A grunting camel swung up to the porch, his badged and belted rider fumbling a leather pouch.
“Kubber-kargaz — ki — yektraaa,” the man whined, handing down the newspaper extra — a slip printed on one side only, and damp from the press. It was pinned up on the green-baize board, between notices of ponies for sale and fox-terriers missing.
Martyn rose lazily, read it, and whistled. “It’s declared!” he cried. “One, two, three — eight districts go under the operations of the Famine Code ek dum. They’ve put Jimmy Hawkins in charge.”
“Good business!” said Scott, with the first sign of interest he had shown. “When in doubt hire a Punjabi. I worked under Jimmy when I first came out and he belonged to the Punjab. He has more bundobust than most men.”
“Jimmy’s a Jubilee Knight now,” said Martyn.”He’s a good chap, even though he is a thrice-born civilian and went to the Benighted Presidency. What unholy names these Madras districts rejoice in — all ungas or rungas or pillays or polliums.”
A dog-cart drove up in the dusk, and a man entered, mopping his head. He was editor of the one daily paper at the capital of a Province of twenty-five million natives and a few hundred white men: as his staff was limited to himself and one assistant, his office-hours ran variously from ten to twenty a day.
“Hi, Raines; you’re supposed to know everything,” said Martyn, stopping him. “How’s this Madras ‘scarcity’ going to turn out?”
“No one knows as yet. There’s a message as long as your arm coming in on the telephone. I’ve left my cub to fill it out. Madras has owned she can’t manage it alone, and Jimmy seems to have a free hand in getting all the men he needs. Arbuthnot’s warned to hold himself in readiness.”
“The Peshawur chap. Yes: and the Pi wires that Ellis and Clay have been moved from the Northwest already, and they’ve taken half a dozen Bombay men, too. It’s pukka famine, by the looks of it.”
“They’re nearer the scene of action than we are; but if it comes to indenting on the Punjab this early, there’s more in this than meets the eye,” said Martyn.
“Here today and gone tomorrow. ’Didn’t come to stay for ever,” said Scott, dropping one of Marryat’s novels, and rising to his feet.
“Martyn, your sister’s waiting for you.”
A rough grey horse was backing and shifting at the edge of the verandah, where the light of a kerosene lamp fell on a brown-calico habit and a white face under a grey-felt hat.

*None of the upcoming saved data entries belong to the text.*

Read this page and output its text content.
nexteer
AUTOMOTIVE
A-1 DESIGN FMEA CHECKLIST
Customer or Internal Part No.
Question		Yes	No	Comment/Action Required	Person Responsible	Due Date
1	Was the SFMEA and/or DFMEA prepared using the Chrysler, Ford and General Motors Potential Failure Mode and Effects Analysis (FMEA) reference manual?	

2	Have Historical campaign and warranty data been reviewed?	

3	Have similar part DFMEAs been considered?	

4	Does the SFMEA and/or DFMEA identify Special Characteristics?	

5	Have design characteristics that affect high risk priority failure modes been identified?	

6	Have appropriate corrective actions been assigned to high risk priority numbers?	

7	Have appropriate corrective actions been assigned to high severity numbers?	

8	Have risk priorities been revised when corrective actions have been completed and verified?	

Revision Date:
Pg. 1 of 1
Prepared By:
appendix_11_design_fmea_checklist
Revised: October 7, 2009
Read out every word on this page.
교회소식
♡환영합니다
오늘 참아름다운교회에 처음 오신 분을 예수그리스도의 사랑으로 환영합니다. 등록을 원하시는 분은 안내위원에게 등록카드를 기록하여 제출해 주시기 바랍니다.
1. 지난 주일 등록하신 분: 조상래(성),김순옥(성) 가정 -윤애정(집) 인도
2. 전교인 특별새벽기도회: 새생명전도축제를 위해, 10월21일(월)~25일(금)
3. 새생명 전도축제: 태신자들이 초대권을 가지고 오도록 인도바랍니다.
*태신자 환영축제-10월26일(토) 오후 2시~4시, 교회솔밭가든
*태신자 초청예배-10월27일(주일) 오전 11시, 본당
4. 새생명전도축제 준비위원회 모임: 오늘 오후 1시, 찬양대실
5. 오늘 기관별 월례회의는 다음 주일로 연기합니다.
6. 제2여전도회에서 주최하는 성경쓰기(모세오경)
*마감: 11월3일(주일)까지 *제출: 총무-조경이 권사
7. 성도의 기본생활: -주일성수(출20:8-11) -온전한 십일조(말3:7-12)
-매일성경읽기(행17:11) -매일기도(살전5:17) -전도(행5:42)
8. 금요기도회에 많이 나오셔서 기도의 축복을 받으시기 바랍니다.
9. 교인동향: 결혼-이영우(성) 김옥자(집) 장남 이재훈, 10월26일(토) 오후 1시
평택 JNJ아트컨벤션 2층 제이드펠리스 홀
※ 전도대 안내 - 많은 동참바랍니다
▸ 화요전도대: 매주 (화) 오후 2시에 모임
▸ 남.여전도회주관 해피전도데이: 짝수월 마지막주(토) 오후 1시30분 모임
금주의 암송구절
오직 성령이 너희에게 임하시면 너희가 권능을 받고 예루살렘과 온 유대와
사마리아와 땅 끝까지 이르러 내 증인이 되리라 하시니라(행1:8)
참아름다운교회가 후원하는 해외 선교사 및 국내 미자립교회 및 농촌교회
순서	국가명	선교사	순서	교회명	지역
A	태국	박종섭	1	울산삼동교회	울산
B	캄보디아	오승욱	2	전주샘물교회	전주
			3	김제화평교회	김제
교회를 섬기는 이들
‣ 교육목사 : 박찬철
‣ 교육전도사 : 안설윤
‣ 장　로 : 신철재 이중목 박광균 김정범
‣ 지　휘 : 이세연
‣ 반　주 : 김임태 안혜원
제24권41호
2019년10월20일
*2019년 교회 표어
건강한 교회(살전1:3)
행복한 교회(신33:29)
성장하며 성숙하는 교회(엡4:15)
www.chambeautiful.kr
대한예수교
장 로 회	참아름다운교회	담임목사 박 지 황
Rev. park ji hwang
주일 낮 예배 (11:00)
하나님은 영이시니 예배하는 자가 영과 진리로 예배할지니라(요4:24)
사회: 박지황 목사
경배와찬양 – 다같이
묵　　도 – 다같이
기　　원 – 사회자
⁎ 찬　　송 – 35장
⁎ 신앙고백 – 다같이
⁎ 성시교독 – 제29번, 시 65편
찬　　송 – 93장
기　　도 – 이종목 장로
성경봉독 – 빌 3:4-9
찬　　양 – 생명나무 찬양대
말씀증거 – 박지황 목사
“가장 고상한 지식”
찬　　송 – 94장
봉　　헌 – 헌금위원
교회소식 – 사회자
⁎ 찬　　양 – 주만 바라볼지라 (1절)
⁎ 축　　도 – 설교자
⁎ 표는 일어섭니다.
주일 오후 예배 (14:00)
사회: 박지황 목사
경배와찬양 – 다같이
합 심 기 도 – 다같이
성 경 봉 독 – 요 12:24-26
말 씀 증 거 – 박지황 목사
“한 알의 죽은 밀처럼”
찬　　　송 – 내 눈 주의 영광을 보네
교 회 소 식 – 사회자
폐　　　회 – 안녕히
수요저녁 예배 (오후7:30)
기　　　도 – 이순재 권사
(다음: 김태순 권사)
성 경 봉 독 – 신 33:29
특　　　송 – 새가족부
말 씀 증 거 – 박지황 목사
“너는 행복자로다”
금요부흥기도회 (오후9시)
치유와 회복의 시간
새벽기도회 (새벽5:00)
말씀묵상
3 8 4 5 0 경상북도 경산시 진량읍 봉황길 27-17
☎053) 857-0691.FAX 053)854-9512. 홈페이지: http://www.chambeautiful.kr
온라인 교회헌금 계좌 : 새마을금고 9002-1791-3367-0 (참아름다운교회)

“Right, O!” said Martyn. “I’m ready. Better come and dine with us, if you’ve nothing to do, Scott. William, is there any dinner in the house?”
“I’ll go home and see,” was the rider’s answer. “You can drive him over — at eight, remember.”
Scott moved leisurely to his room, and changed into the evening-dress of the season and the country: spotless white linen from head to foot, with a broad silk cummerbund. Dinner at the Martyns’ was a decided improvement on the goat-mutton, twiney-tough fowl, and tinned entrees of the Club. But it was a great pity that Martyn could not afford to send his sister to the hills for the hot weather. As an Acting District Superintendent of Police, Martyn drew the magnificent pay of six hundred depreciated silver rupees a month, and his little four-roomed bungalow said just as much. There were the usual blue-and-white-striped jail-made rugs on the uneven floor; the usual glass-studded Amritsar phulkaris draped on nails driven into the flaking whitewash of the walls; the usual half-dozen chairs that did not match, picked up at sales of dead men’s effects; and the usual streaks of black grease where the leather punka-thong ran through the wall. It was as though everything had been unpacked the night before to be repacked next morning. Not a door in the house was true on its hinges. The little windows, fifteen feet up, were darkened with wasp-nests, and lizards hunted flies between the beams of the wood-ceiled roof. But all this was part of Scott’s life. Thus did people live who had such an income; and in a land where each man’s pay, age, and position are printed in a book, that all may read, it is hardly worth while to play at pretence in word or deed. Scott counted eight years’ service in the Irrigation Department, and drew eight hundred rupees a month, on the understanding that if he served the State faithfully for another twenty-two years he could retire on a pension of some four hundred rupees a month. His working-life, which had been spent chiefly under canvas or in temporary shelters where a man could sleep, eat, and write letters, was bound up with the opening and guarding of irrigation canals, the handling of two or three thousand workmen of all castes and creeds, and the payment of vast sums of coined silver.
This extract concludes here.